L’organisation repose avant tout sur de nombreux bénévoles, dont certains sont présents depuis le début. C’est eux qui ont apporté ce côté très varié du plateau d’invités. Puis avec le volet éducatif et les partenariats, le festival s’est de plus en plus étoffé.
« Nous voulions créer un festival pour ceux qui ne seraient jamais venus dans ce style de manifestation dédié à la bande dessinée. »
Quel était le but lorsque vous l’avez créé ?
Nous voulions créer un festival pour ceux qui ne seraient jamais venus dans ce style de manifestation dédié à la bande dessinée. Nous voulions nous adresser au plus grand nombre, aux amateurs comme aux novices. Ce qui fait qu’aujourd’hui nous avons un public fidèle. Ce côté généraliste a fait venir le grand public.
Notre ligne éditoriale, chaque année, c’est de composer avec la cellule artistique, un panel tellement varié que quelqu’un qui viendrait pour les mangas pourra se retrouver dans une exposition jeunesse interactive. Nous voulons décloisonner à l’intérieur même du médium bande dessinée. Le festival est donc un rendez-vous très populaire de la ville.
Le Festival est donc géré par une association ?
Oui, c’est ça. L’association s’est créée à cause d’une frustration en 1995. Celle de n’avoir pas de festival dans l’agglomération. Nous nous sommes dit que si on voulait en voir un, il fallait le faire nous-même.
Puis rapidement, le fait qu’Enki Bilal réalise l’affiche en 1998, a mis un vrai coup de projecteur sur la manifestation. Et cette année-là, c’est aussi les premières demandes de formation pour adultes autour de la bande dessinée. Nous avons imaginé des formations pour les bibliothécaires, les enseignants et les documentalistes.
1998, c’est également la première exposition que l’on garde après le festival : Le cinquième élément et les dessins préparatoires de Jean-Claude Mézières pour le film. Elle est alors prêtée dans les collèges du département.
Nous avons alors été sollicités comme un centre de ressources autour du 9e art.

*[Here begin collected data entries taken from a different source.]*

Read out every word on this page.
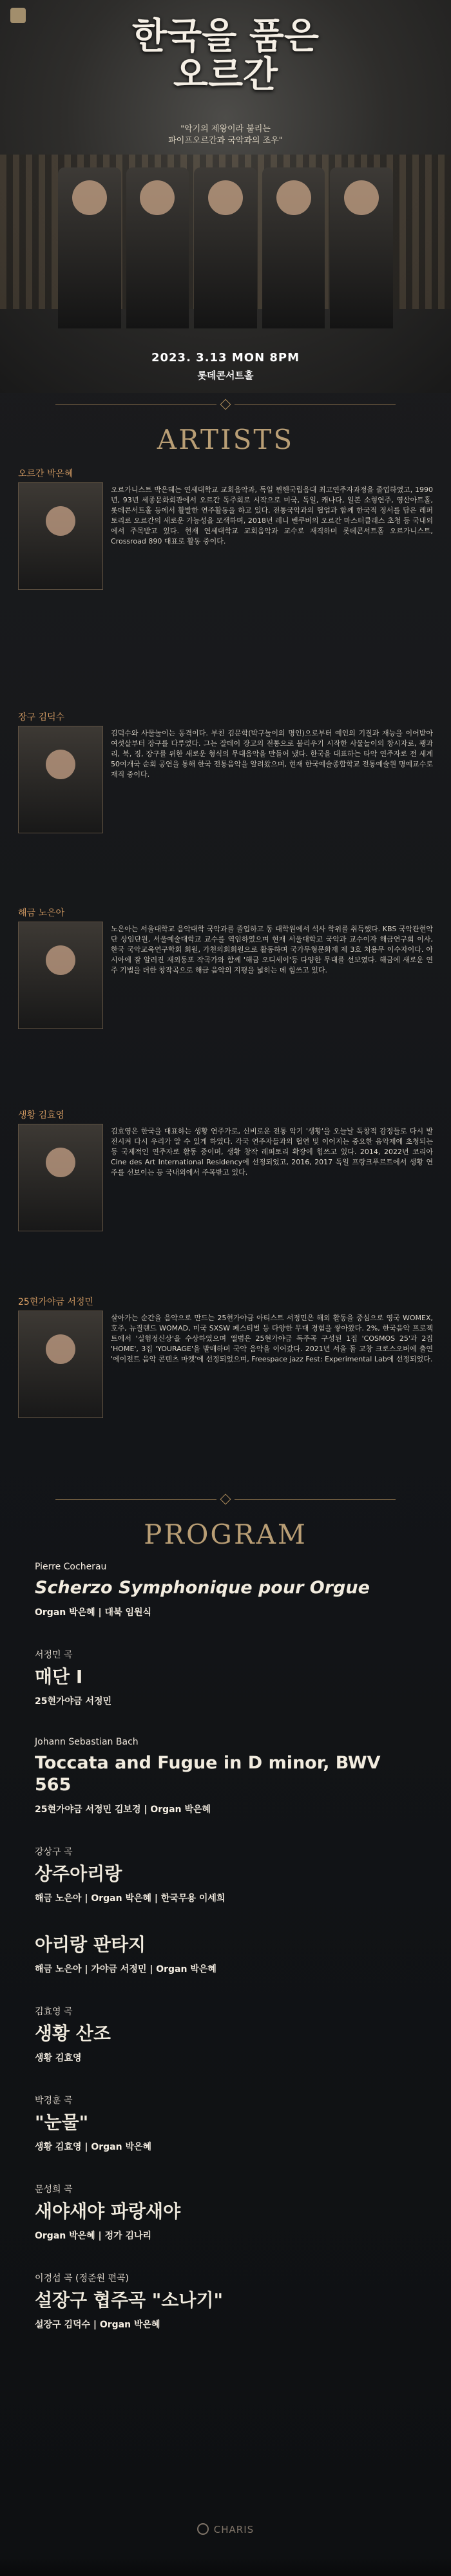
한국을 품은
오르간
"악기의 제왕이라 불리는
파이프오르간과 국악과의 조우"
2023. 3.13 MON 8PM
롯데콘서트홀
ARTISTS
오르간 박은혜
오르가니스트 박은혜는 연세대학교 교회음악과, 독일 뮌헨국립음대 최고연주자과정을 졸업하였고, 1990년, 93년 세종문화회관에서 오르간 독주회로 시작으로 미국, 독일, 캐나다, 일본 소형연주, 영산아트홀, 롯데콘서트홀 등에서 활발한 연주활동을 하고 있다. 전통국악과의 협업과 함께 한국적 정서를 담은 레퍼토리로 오르간의 새로운 가능성을 모색하며, 2018년 레니 벤쿠버의 오르간 마스터클래스 초청 등 국내외에서 주목받고 있다. 현재 연세대학교 교회음악과 교수로 재직하며 롯데콘서트홀 오르가니스트, Crossroad 890 대표로 활동 중이다.
장구 김덕수
김덕수와 사물놀이는 동격이다. 부친 김문학(박구놀이의 명인)으로부터 예인의 기질과 재능을 이어받아 여섯살부터 장구를 다루었다. 그는 잘데이 장고의 전통으로 불리우기 시작한 사물놀이의 창시자로, 꽹과리, 북, 징, 장구를 위한 새로운 형식의 무대음악을 만들어 냈다. 한국을 대표하는 타악 연주자로 전 세계 50여개국 순회 공연을 통해 한국 전통음악을 알려왔으며, 현재 한국예술종합학교 전통예술원 명예교수로 재직 중이다.
해금 노은아
노은아는 서울대학교 음악대학 국악과를 졸업하고 동 대학원에서 석사 학위를 취득했다. KBS 국악관현악단 상임단원, 서울예술대학교 교수를 역임하였으며 현재 서울대학교 국악과 교수이자 해금연구회 이사, 한국 국악교육연구학회 회원, 가천의회회원으로 활동하며 국가무형문화재 제 3호 처용무 이수자이다. 아시아에 잘 알려진 재외동포 작곡가와 함께 '해금 오디세이'등 다양한 무대를 선보였다. 해금에 새로운 연주 기법을 더한 창작곡으로 해금 음악의 지평을 넓히는 데 힘쓰고 있다.
생황 김효영
김효영은 한국을 대표하는 생황 연주가로, 신비로운 전통 악기 '생황'을 오늘날 독창적 감정들로 다시 발전시켜 다시 우리가 알 수 있게 하였다. 각국 연주자들과의 협연 및 이어지는 중요한 음악제에 초청되는 등 국제적인 연주자로 활동 중이며, 생황 창작 레퍼토리 확장에 힘쓰고 있다. 2014, 2022년 코리아 Cine des Art International Residency에 선정되었고, 2016, 2017 독일 프랑크푸르트에서 생황 연주를 선보이는 등 국내외에서 주목받고 있다.
25현가야금 서정민
살아가는 순간을 음악으로 만드는 25현가야금 아티스트 서정민은 해외 활동을 중심으로 영국 WOMEX, 호주, 뉴질랜드 WOMAD, 미국 SXSW 페스티벌 등 다양한 무대 경험을 쌓아왔다. 2%, 한국음악 프로젝트에서 '실험정신상'을 수상하였으며 앨범은 25현가야금 독주곡 구성된 1집 'COSMOS 25'과 2집 'HOME', 3집 'YOURAGE'을 발매하며 국악 음악을 이어갔다. 2021년 서울 돌 고창 크로스오버에 출연 '에이전트 음악 콘텐츠 마켓'에 선정되었으며, Freespace jazz Fest: Experimental Lab에 선정되었다.
PROGRAM
Pierre Cocherau
Scherzo Symphonique pour Orgue
Organ 박은혜 | 대북 임원식
서정민 곡
매단 I
25현가야금 서정민
Johann Sebastian Bach
Toccata and Fugue in D minor, BWV 565
25현가야금 서정민 김보경 | Organ 박은혜
강상구 곡
상주아리랑
해금 노은아 | Organ 박은혜 | 한국무용 이세희
아리랑 판타지
해금 노은아 | 가야금 서정민 | Organ 박은혜
김효영 곡
생황 산조
생황 김효영
박경훈 곡
"눈물"
생황 김효영 | Organ 박은혜
문성희 곡
새야새야 파랑새야
Organ 박은혜 | 정가 김나리
이경섭 곡 (정준원 편곡)
설장구 협주곡 "소나기"
설장구 김덕수 | Organ 박은혜
CHARIS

Quelle place tient la dimension éducative dans le Festival ?
C’est un axe très important qui a également fait développer le festival. L’ancienne région de Picardie était la plus mauvaise élève en termes d’illettrisme. Le territoire était un lieu délicat avec ses 11% dans ce domaine.
Au début des années 2000, je rencontre deux élus qui voient le travail que l’on mène souvent de façon empirique et qui proposent alors de structurer tout cela. Ils lèvent alors des fonds et nous partons intervenir dans plus d’une trentaine d’établissements scolaires.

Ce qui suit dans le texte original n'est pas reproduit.